MGNSW has received funding under the NSW Government Regional Cultural Fund for a digitisation research project to capture and tell stories from cultural collections held in regional NSW.
Collections and Stories, as the project is known, aims to reveal the strength and depth of NSW community cultural collections and broaden access to these by making them available digitally and through a single and uniquely engaging online portal.
Material will be largely drawn from collections held by museums and galleries in Orange and Broken Hill, with contributions from museums in the Albury, Wagga Wagga, Bathurst, Tamworth and Tweed Shire areas.

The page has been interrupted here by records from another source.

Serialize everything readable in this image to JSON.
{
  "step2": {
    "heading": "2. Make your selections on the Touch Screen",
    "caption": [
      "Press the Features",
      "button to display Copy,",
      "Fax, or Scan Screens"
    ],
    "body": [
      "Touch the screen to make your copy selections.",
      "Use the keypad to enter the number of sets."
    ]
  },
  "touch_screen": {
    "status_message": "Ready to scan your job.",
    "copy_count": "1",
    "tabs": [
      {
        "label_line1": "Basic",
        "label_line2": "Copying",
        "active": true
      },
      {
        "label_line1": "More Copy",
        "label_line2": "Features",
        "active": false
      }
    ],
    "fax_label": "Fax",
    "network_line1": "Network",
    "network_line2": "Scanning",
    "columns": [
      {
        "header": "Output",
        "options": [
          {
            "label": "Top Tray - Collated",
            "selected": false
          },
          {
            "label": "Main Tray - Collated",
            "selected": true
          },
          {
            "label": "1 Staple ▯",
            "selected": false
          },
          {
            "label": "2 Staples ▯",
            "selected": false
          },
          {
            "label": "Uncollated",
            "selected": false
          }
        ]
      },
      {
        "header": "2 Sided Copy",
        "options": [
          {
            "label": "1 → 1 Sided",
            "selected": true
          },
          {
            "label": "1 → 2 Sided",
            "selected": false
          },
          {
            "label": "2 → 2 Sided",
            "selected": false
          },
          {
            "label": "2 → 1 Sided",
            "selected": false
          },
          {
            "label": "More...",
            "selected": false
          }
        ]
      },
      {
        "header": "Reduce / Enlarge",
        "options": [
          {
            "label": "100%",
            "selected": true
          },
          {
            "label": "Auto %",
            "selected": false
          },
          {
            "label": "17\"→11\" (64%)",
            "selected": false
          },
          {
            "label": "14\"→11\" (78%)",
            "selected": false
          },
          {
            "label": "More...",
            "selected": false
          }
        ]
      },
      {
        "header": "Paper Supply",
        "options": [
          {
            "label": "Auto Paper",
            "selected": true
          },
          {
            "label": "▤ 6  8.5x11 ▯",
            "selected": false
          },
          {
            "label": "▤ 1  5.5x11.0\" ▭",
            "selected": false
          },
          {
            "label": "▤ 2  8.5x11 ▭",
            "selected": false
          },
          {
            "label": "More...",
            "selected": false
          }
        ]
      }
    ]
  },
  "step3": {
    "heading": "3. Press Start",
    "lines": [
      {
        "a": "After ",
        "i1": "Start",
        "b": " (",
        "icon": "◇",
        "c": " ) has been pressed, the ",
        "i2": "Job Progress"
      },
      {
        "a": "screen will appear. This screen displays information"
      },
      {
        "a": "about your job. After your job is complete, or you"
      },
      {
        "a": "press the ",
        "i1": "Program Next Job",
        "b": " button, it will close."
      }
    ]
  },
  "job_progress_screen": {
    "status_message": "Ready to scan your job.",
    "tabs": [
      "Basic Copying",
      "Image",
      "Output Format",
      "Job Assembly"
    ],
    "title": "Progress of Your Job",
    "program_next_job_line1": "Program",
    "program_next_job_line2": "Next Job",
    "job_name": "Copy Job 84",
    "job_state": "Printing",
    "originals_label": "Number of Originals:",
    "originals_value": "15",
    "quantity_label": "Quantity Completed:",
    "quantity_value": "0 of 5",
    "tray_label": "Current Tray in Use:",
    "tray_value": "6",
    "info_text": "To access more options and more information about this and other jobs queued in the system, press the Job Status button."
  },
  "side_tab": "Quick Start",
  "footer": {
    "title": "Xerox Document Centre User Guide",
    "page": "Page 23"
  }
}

The project will serve as a test case to investigate how collection digitisation could be rolled out across the state and be sustainable.
Council's Museums and Gallery Manager, Tara Callaghan, said she was pleased Broken Hill was selected to contribute to the project.
"This project is particularly relevant to Broken Hill, given we recently received $433,359 through the Regional Cultural Fund to fund our own digitisation process," she said.
"I think it's great that the Government clearly has an interest in investigating how a digitisation scheme could be rolled out across the state, and we're more than happy to contribute to that process."
Michael Rolfe, CEO of MGNSW, said digitisation could offer a range of benefits to the State’s museums and galleries.
"Storytelling through objects lies at the heart of all museum work..." he said
"The lack of collection documentation in parts of the community museum and gallery sector in NSW has long been identified as a gap to be filled.
"Many community museums have a very small staff or are volunteer-run, and desperately need to improve the documentation of their collections in order to carry on running their physical space.
"The lack of standardised documentation and digitisation infrastructure also prevents the majority of the sector from providing online access to their collections."
A curator from MGNSW is expected to travel to the city this week to begin preliminary data collection for the project.